Hist. Forms: 7 sawl-scot, 79 soul-scot; also 9 soul-scat. [f. SOUL sb. + SCOT sb.2, after OE. sáwlsceat (see SCAT sb.1) or sáwul(ʓe)sceot.] A due paid on behalf of a deceased person to the church of the parish to which he belonged; a mortuary.
[1664. Spelmans Gloss., 501/1. Saulscot, Animæ symbolum.]
1670. Blount, Glossogr. (ed. 3), Soul-scot (Sax.), money paid to the parish Priest at the opening the grave, for the good and behoof of the deceaseds Soul.
1766. Blackstone, Comm., II. xxviii. 425. The second best chattel was reserved to the church as a mortuary: And therefore in the laws of king Canute this mortuary is called soul-scot or symbolum animae.
1819. Scott, Ivanhoe, xlii.
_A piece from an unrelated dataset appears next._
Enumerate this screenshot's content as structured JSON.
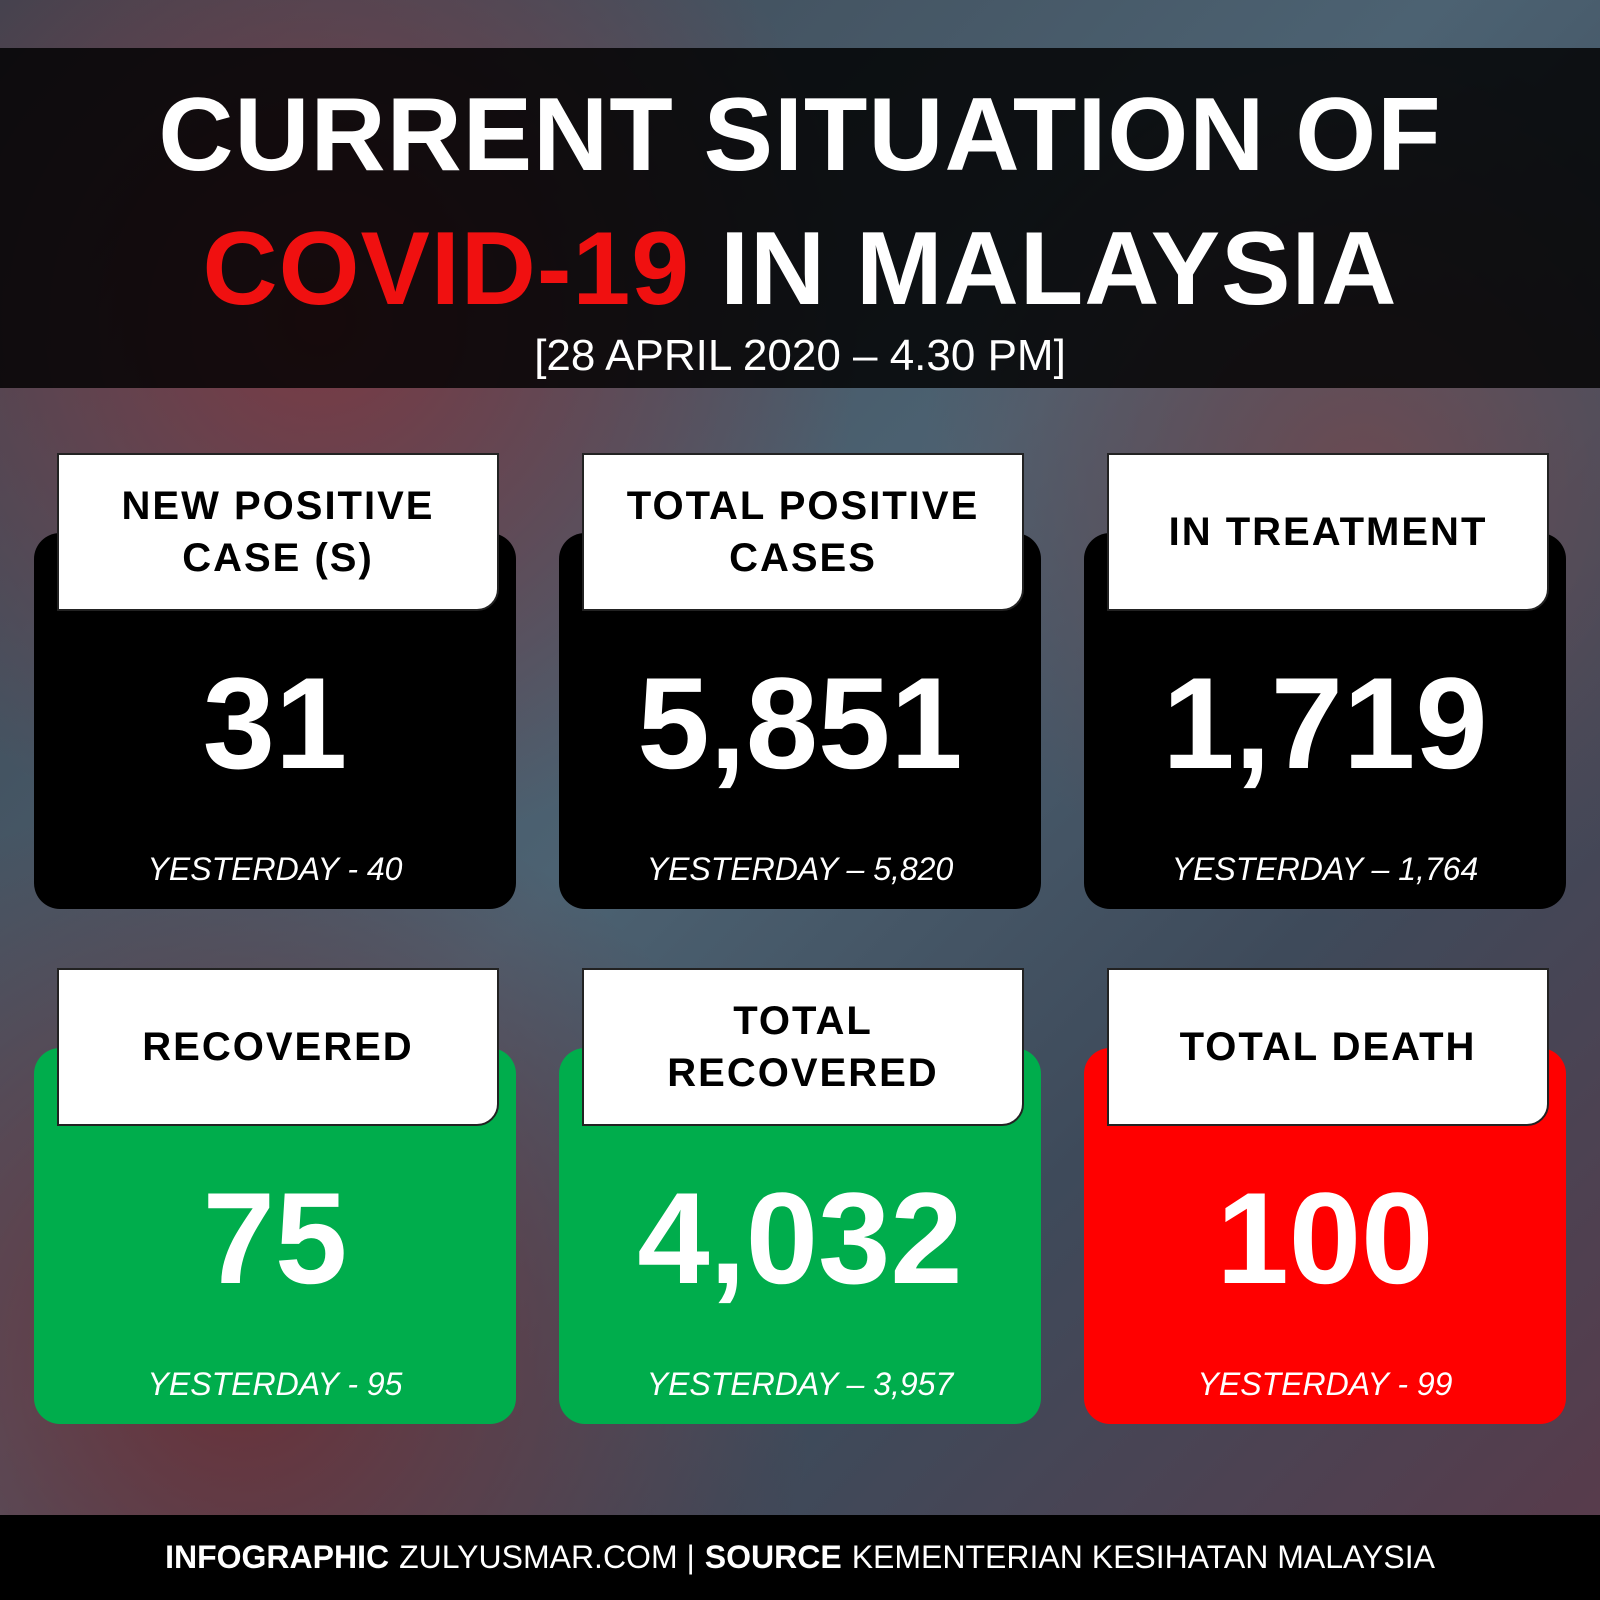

For this service a splendid soul-scat was paid to the convent of Saint Edmunds by the mother of the deceased.
1874. Stubbs, Const. Hist., I. viii. 229. The clergy received church-scot; and soul-scot or mortuary-dues.
1892. J. C. Blomfield, Hist. Heyford, 84. Mortuaries, soul-scot or corse-presents, which are a kind of ecclesiastical heriot.